Annalisa Esposito - 30.10.2012 testo grande testo normale

Con il secondo disco, Believe it [novembre 2012], composto da 12 canzoni spensierate e ironiche, la band Ila & The Happy Trees riprova a 'cambiare mondo'.

Dopo il primo progetto discografico Malditesta, uscito nel 2007, e realizzato con Paolo Filippi e Teo Marchese del Cavò Studio, composto da dodici brani tra rock, pop e funk che raccontano di Ila, cantautrice genovese di nascita e giramondo per vocazione, è nel marzo 2011 che prende forma l'avventura musicale degli Ila & The Happy Trees alias Ila (voce, chitarra acustica, ukulele, kalimba, kazoo, piano) Teo Marchese (batteria, percussioni), Lorenzo Fugazza (chitarra acustica, banjo, ukulele) e Paolo Legramandi (basso, ubass), con il disco Little World, un lavoro molto diverso dai precedenti, caratterizzato da sonorità delicate, acustiche, spensierate, un filo di perle colorate. Nel mentre, due EP, Va tutto bene… per la Tube Jam Records - sei brani ricchi di testi ironici, a tratti taglienti, che invogliano ad un ascolto ripetuto e continuo senza mai annoiare - e Se potessi volare, un tour, e varie presenze come openig act ai concerti di Ayo, Cristina Donà, Daniele Silvestri, Dolcenera, Hera & Adam Masterson, Nordgarden, Brychan e altri.

Believe it è un album dove l'essere umano è il protagonista assoluto, con le sue paure, le sue gioie, le sue speranze, i suoi sogni. Un essere umano che viene spinto ad agire, a credere in se stesso e in quello che fa e a provare a cambiare quello che gli sta stretto nella realtà che lo circonda. C'è un sentire in questo disco, un sentire diverso dal solito. È come camminare al buio nel centro esatto di un bosco e intravedere all'improvviso un bagliore all'orizzonte, una stella che risplende nel cielo che ci indica la via d'uscita quando pensavamo che non ce ne fosse più una.
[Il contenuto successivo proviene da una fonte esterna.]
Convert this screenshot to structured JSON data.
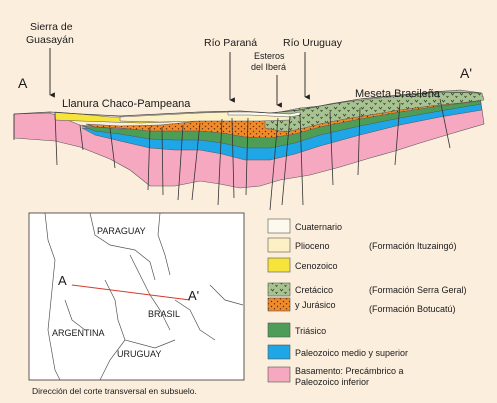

Ma Believe it è anche un ritornello in testa che inizi a canticchiare quando meno te lo aspetti; parole che fanno riflettere; è un sorriso stampato sul viso di un bambino, una gioia ricercata per aver trovato una nuova strada da percorrere. Come gocce di pioggia che picchiettano delicatamente sull'asfalto, così le note del nuovo album degli Ila & The Happy Trees accompagnano il lento passeggiare di un viandante lungo i navigli. È quell'istante, di una domenica pomeriggio, in cui passi dall'avere ancora il pigiama all'avere già il pigiama. Nulla di impossibile o di retorico, solo una prospettiva diversa da cui affacciarsi e guardarsi dentro.